A high-energy field of sound in Chontane’s Woodlands EP that transports the listener to a hypnotic realm. Creatively weaving through genres with a surgical precision, making for a wild introspective journey.
Deep, fast-paced techno full of introspective action is what you can expect from Chontane’s latest release, “Woodlands.” Weaving through dance genres efficiently and skillfully has cemented David Natochen as a perennial act in the Berlin Club scene. His first output coming in 2018, Chontane has, in a short period, garnered attention from labels worldwide, including Rekids, and now joins independent techno label ARTS. The Rotterdam label is known for precise and intricate compositions with a new age touch.
A forewarning printed on the EP’s cover reads “!CAN BLOW SPEAKERS! use carefully on good sound systems.” Hard to say no to a recommendation of that sort! There are certainly touches of IDM inspired machinery and a focus on growling tones incorporated throughout the release. However, it is safe to categorize the overall prowess as techno. There are ups and downs that make the record travel on its static journey but the tempo is consistent and rocking. A track like “Our Desire” comes out firing with airy electronica yet maintains the constant pump expected in hard hitting club beats. A plethora of drum constructions and melodic lines find their way on every track without becoming over-encumbered an any point. A clever take on the Amen break is found at the beginning of “Ice Field,” creating a high-energy field of sound that transports the listener to a hypnotic realm. Clashes of cymbals and broken, reverberated, echoes mesh well with the foundation of drum patterns. The page turns as a sultry low-end punches with clarity. Repeated stabs fold in and out keeping things interesting.

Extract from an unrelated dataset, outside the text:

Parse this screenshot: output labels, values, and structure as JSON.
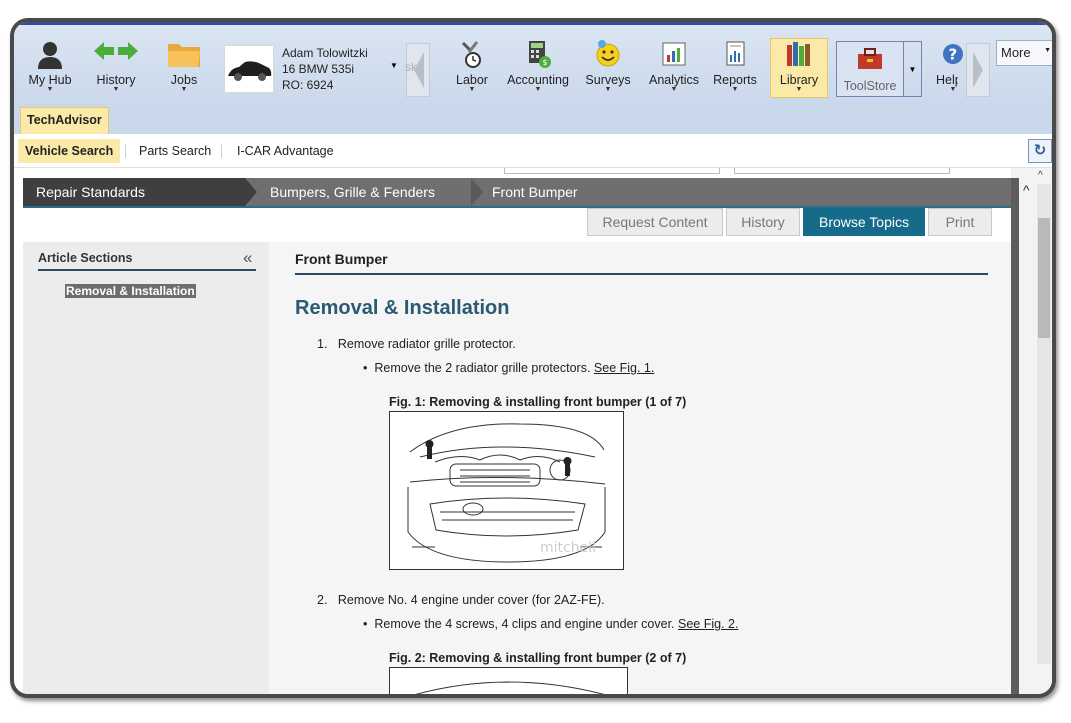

Each track provides droning elements creating an edge that is eventually reached as the EP draws closer to the end. Digital exclusive “Ivy” dials in an esoteric vibe with its chord progressions and canter. Kick and tom cadence build a unique groove which adds depth to the production. A guitar-like synth layout is prevalent towards the middle adding melody and cheer in the otherwise darker, minor release. “Miaso” sets the standard for Industrial panning and rhythm. The destruction of speakers could be seen as imminent with a banging track like this. It fits nicely in the story with its whirring sound effects and poignant snare. Not quite experimental, but the EP has new-age elements which can be expected to be copied in the years to come. Nothing ultra-fancy, better yet, the focus lies on mastering of the sound spectrum. Utilizing outstanding production techniques and frequencies makes for a wonderful journey of blended techno.